Import a CSV file

This page describes how to import a CSV file into an AlloyDB database.

The procedure to perform the import involves these tasks:

  1. Upload the CSV file to a Cloud Storage bucket.

  2. Prepare a client host to perform the import operation.

  3. Import the CSV file into the database.

  4. Clean up the resources created to perform the procedure.

Before you begin

  • You must have the Owner (roles/owner) or Editor (roles/editor) basic IAM role in the Google Cloud project you are using, or you must have these predefined IAM roles:
    • AlloyDB Admin (roles/alloydb.admin) or AlloyDB Viewer (roles/alloydb.viewer)
    • Storage Admin (roles/storage.admin)
    • Compute Instance Admin (v1) (roles/compute.instanceAdmin.v1)

Upload the CSV file

To upload the CSV file, you create a Cloud Storage bucket and then upload the CSV file to that bucket.

  1. Create a standard storage, regional storage bucket in the project and region where your AlloyDB database is located.

  2. Upload the CSV file to the storage bucket you created.

Prepare a client host

To prepare a client host to perform the import operation, you create a Compute Engine VM that can connect to the AlloyDB primary instance where your database is located, and install the psql and gsutil tools on that VM.

  1. Follow the instructions Connect a psql client to an instance to create a Compute Engine VM with the proper connectivity and the psql tool installed. When following these instructions, make sure to allocate enough local storage to the Compute Engine VM to accommodate the CSV file you are importing.

  2. Install the gsutil tool to provide command-line access to the CSV file in the Cloud Storage bucket.

Import the CSV file

To import the CSV file, you get the IP address of the AlloyDB primary instance where your database is located and then use the psql tool to create a table to contain the CSV data and then import it.

  1. Get the IP address of the AlloyDB primary instance where your database is located by viewing its details.
  2. SSH into the Compute Engine VM.

    Console

    1. In the Google Cloud console, go to the VM instances page.

      Go to VM instances

    2. In the list of virtual machine instances, click SSH in the row of the instance you created.

      SSH button next to instance name.

    gcloud

    Use the gcloud compute ssh command to connect to the instance you created.
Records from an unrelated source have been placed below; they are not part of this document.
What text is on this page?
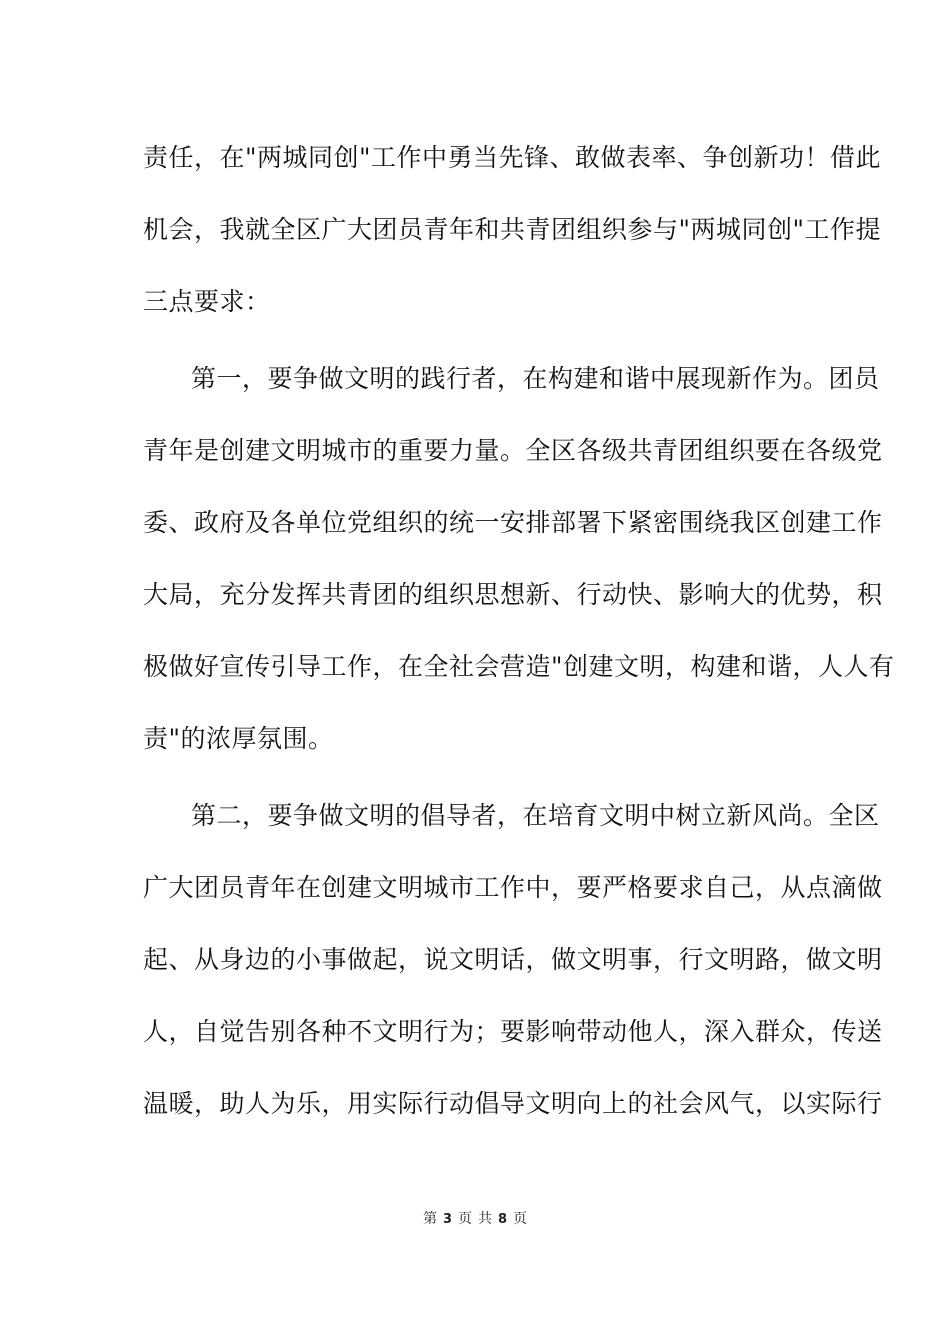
责任，在"两城同创"工作中勇当先锋、敢做表率、争创新功！借此
机会，我就全区广大团员青年和共青团组织参与"两城同创"工作提
三点要求：
第一，要争做文明的践行者，在构建和谐中展现新作为。团员
青年是创建文明城市的重要力量。全区各级共青团组织要在各级党
委、政府及各单位党组织的统一安排部署下紧密围绕我区创建工作
大局，充分发挥共青团的组织思想新、行动快、影响大的优势，积
极做好宣传引导工作，在全社会营造"创建文明，构建和谐，人人有
责"的浓厚氛围。
第二，要争做文明的倡导者，在培育文明中树立新风尚。全区
广大团员青年在创建文明城市工作中，要严格要求自己，从点滴做
起、从身边的小事做起，说文明话，做文明事，行文明路，做文明
人，自觉告别各种不文明行为；要影响带动他人，深入群众，传送
温暖，助人为乐，用实际行动倡导文明向上的社会风气，以实际行
第 3 页 共 8 页
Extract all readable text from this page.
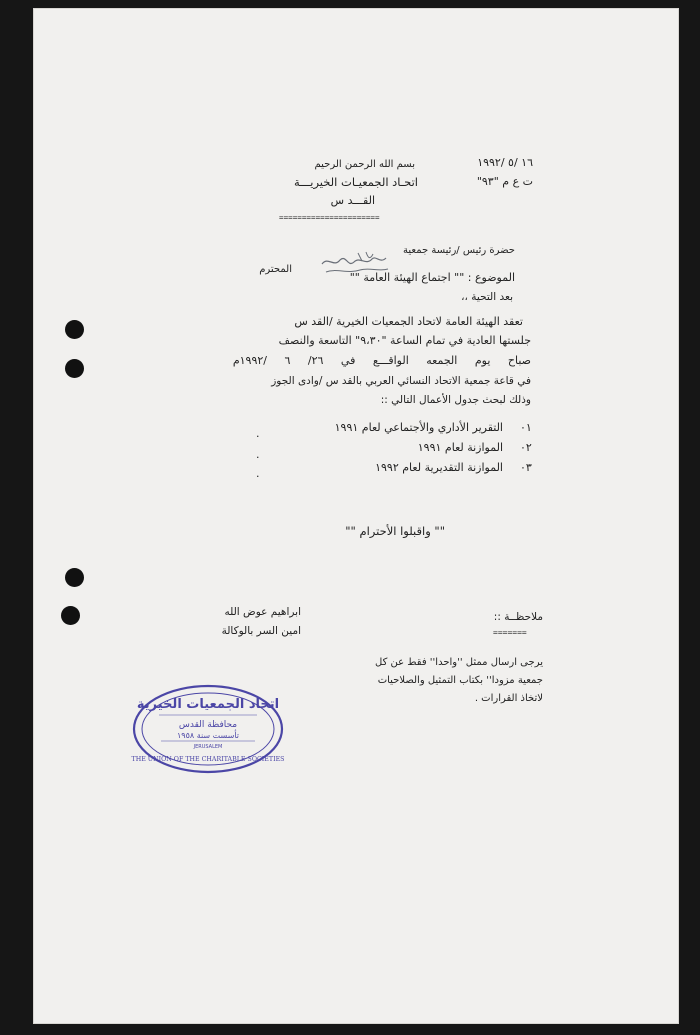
١٦ /٥ /١٩٩٢
بسم الله الرحمن الرحيم
ت ع م "٩٣"
اتحـاد الجمعيـات الخيريـــة
القـــد س
======================
حضرة رئيس /رئيسة جمعية
المحترم
الموضوع : "" اجتماع الهيئة العامة ""
بعد التحية ،،
تعقد الهيئة العامة لاتحاد الجمعيات الخيرية /القد س
جلستها العادية في تمام الساعة "٩،٣٠" التاسعة والنصف
صباح يوم الجمعه الواقـــع في ٢٦/ ٦ /١٩٩٢م
في قاعة جمعية الاتحاد النسائي العربي بالقد س /وادى الجوز
وذلك لبحث جدول الأعمال التالي ::
٠١
التقرير الأداري والأجتماعي لعام ١٩٩١
.
٠٢
الموازنة لعام ١٩٩١
.
٠٣
الموازنة التقديرية لعام ١٩٩٢
.
"" واقبلوا الأحترام ""
ابراهيم عوض الله
امين السر بالوكالة
ملاحظــة ::
=======
يرجى ارسال ممثل ''واحدا'' فقط عن كل
جمعية مزودا'' بكتاب التمثيل والصلاحيات
لاتخاذ القرارات .
اتحاد الجمعيات الخيرية
محافظة القدس
تأسست سنة ١٩٥٨
JERUSALEM
THE UNION OF THE CHARITABLE SOCIETIES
    gcloud compute ssh --project=PROJECT_ID --zone=ZONE VM_NAME

    Replace the following:

    • PROJECT_ID: The ID of the project that contains the instance.
    • ZONE: The name of the zone in which the instance is located.
    • VM_NAME: The name of the instance.
  3. Copy the CSV file to the client host's local file system:
    gsutil cp gs://BUCKET_NAME/CSV_FILE_NAME .
    
  4. Import the CSV file:
    1. Run the psql client tool and then, at the psql prompt, connect to the database:
      psql -h IP_ADDRESS -U postgres
      \c DB_NAME
      

      You will be prompted to enter the password of the postgres user.

      • IP_ADDRESS: The IP address of the primary instance.
      • DB_NAME: The name of the database you want to store the CSV data in.
    2. Create a table to contain the CSV data; for example:
      CREATE TABLE weather (
        city     varchar(80),
        temp_lo  int,
        temp_hi  int,
        prcp     real,
        date     date
      );
      

      The CREATE TABLE statement above is for illustration purposes only; you create a table whose columns match your CSV data.

    3. Import the data from the CSV file:
    \copy TABLE_NAME(COLUMN_LIST)
      FROM 'CSV_FILE_NAME'
      DELIMITER ','
      CSV HEADER
    ;
    
    • TABLE_NAME: The name of the table you created in the previous step.
    • (COLUMN_LIST): A comma-separated list of the names of the table columns to import data into, in the order the data appears in the CSV file.
    • CSV_FILE_NAME: The CSV file.
    • HEADER: Indication that the CSV file contains a header line to be ignored. If it does not, omit this parameter.

    The \copy command in psql takes the same options and arguments as PostgreSQL's COPY command for controlling the data import operation.

Clean up resources

After successfully importing the CSV file, you can delete the Cloud Storage bucket and delete the Compute Engine VM you used during the import procedure.